Using booleans in LanceDB #678

Open miretchin opened 6 months ago

miretchin commented 6 months ago

Hello, your friendly neighborhood computational chemist here!

I'd like to be able to perform vector searches over binary / boolean fields (in this case, molecular fingerprints e.g., https://chemicbook.com/2021/03/25/a-beginners-guide-for-understanding-extended-connectivity-fingerprints.html).

but it won't let me ->

ValueError: LanceError(IO): Column fingerprint is not a vector column (type: FixedSizeList(Field { name: "item", data_type: Boolean, nullable: true, dict_id: 0, dict_is_ordered: false, metadata: {} }, 2048)), /home/runner/work/lance/lance/rust/lance/src/dataset/scanner.rs:384:35

import pyarrow as pa
import lancedb
from lancedb.pydantic import LanceModel, Vector

class Molecule(LanceModel):
    id: str
    smiles: str
    fingerprint: Vector(2048, pa.bool_())

uri = "./out/strict_fragments.lancedb"
db = lancedb.connect(uri)

tbl = db.create_table(
    "molecules",
    schema = Molecule,
    mode = 'overwrite'
)

Neither does it work with any flavor of integer. It would be amazing to get this working because the sparse booleans obviously take up much less room on disk. These fingerprints are often very sparse, so it would be even better if we could use a sparse format like SparseTensor in Arrow. In addition, Jaccard is the preferred distance metric, but Cosine or inner product are preferable to euclidean.

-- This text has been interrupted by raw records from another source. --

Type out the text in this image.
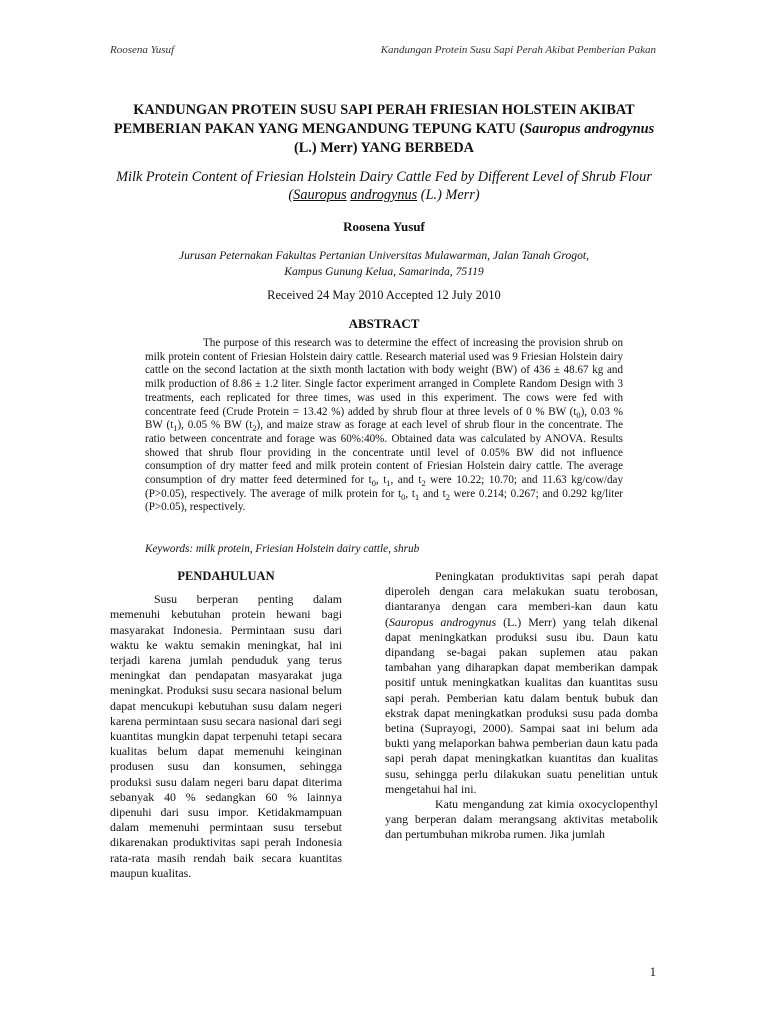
Roosena Yusuf	Kandungan Protein Susu Sapi Perah Akibat Pemberian Pakan
KANDUNGAN PROTEIN SUSU SAPI PERAH FRIESIAN HOLSTEIN AKIBAT PEMBERIAN PAKAN YANG MENGANDUNG TEPUNG KATU (Sauropus androgynus (L.) Merr) YANG BERBEDA
Milk Protein Content of Friesian Holstein Dairy Cattle Fed by Different Level of Shrub Flour (Sauropus androgynus (L.) Merr)
Roosena Yusuf
Jurusan Peternakan Fakultas Pertanian Universitas Mulawarman, Jalan Tanah Grogot,
Kampus Gunung Kelua, Samarinda, 75119
Received 24 May 2010 Accepted 12 July 2010
ABSTRACT

The purpose of this research was to determine the effect of increasing the provision shrub on milk protein content of Friesian Holstein dairy cattle. Research material used was 9 Friesian Holstein dairy cattle on the second lactation at the sixth month lactation with body weight (BW) of 436 ± 48.67 kg and milk production of 8.86 ± 1.2 liter. Single factor experiment arranged in Complete Random Design with 3 treatments, each replicated for three times, was used in this experiment. The cows were fed with concentrate feed (Crude Protein = 13.42 %) added by shrub flour at three levels of 0 % BW $(t_0)$, 0.03 % BW $(t_1)$, 0.05 % BW $(t_2)$, and maize straw as forage at each level of shrub flour in the concentrate. The ratio between concentrate and forage was 60%:40%. Obtained data was calculated by ANOVA. Results showed that shrub flour providing in the concentrate until level of 0.05% BW did not influence consumption of dry matter feed and milk protein content of Friesian Holstein dairy cattle. The average consumption of dry matter feed determined for $t_0$, $t_1$, and $t_2$ were 10.22; 10.70; and 11.63 kg/cow/day (P>0.05), respectively. The average of milk protein for $t_0$, $t_1$ and $t_2$ were 0.214; 0.267; and 0.292 kg/liter (P>0.05), respectively.

Keywords: milk protein, Friesian Holstein dairy cattle, shrub
PENDAHULUAN

Susu berperan penting dalam memenuhi kebutuhan protein hewani bagi masyarakat Indonesia. Permintaan susu dari waktu ke waktu semakin meningkat, hal ini terjadi karena jumlah penduduk yang terus meningkat dan pendapatan masyarakat juga meningkat. Produksi susu secara nasional belum dapat mencukupi kebutuhan susu dalam negeri karena permintaan susu secara nasional dari segi kuantitas mungkin dapat terpenuhi tetapi secara kualitas belum dapat memenuhi keinginan produsen susu dan konsumen, sehingga produksi susu dalam negeri baru dapat diterima sebanyak 40 % sedangkan 60 % lainnya dipenuhi dari susu impor. Ketidakmampuan dalam memenuhi permintaan susu tersebut dikarenakan produktivitas sapi perah Indonesia rata-rata masih rendah baik secara kuantitas maupun kualitas.

Peningkatan produktivitas sapi perah dapat diperoleh dengan cara melakukan suatu terobosan, diantaranya dengan cara memberi-kan daun katu (Sauropus androgynus (L.) Merr) yang telah dikenal dapat meningkatkan produksi susu ibu. Daun katu dipandang se-bagai pakan suplemen atau pakan tambahan yang diharapkan dapat memberikan dampak positif untuk meningkatkan kualitas dan kuantitas susu sapi perah. Pemberian katu dalam bentuk bubuk dan ekstrak dapat meningkatkan produksi susu pada domba betina (Suprayogi, 2000). Sampai saat ini belum ada bukti yang melaporkan bahwa pemberian daun katu pada sapi perah dapat meningkatkan kuantitas dan kualitas susu, sehingga perlu dilakukan suatu penelitian untuk mengetahui hal ini.

Katu mengandung zat kimia oxocyclopenthyl yang berperan dalam merangsang aktivitas metabolik dan pertumbuhan mikroba rumen. Jika jumlah

1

koaning commented 3 months ago

I may also have a use-case for sparse vectors in general. It's a slightly different use-case than what @miretchin mentions, but for some data deduplication tasks it may also be useful to have sparse data going in.

I understand if this is out of scope for the project, just figured I'd mention it.

albertlockett commented 3 months ago

I think sparse vectors, non-float vector types (binary & integer) and additional distance metrics like Jaccard, are features we'd be interested in supporting with the Lance format!

We might not have time to get these implemented the near future, so for now I've added the "help wanted" label.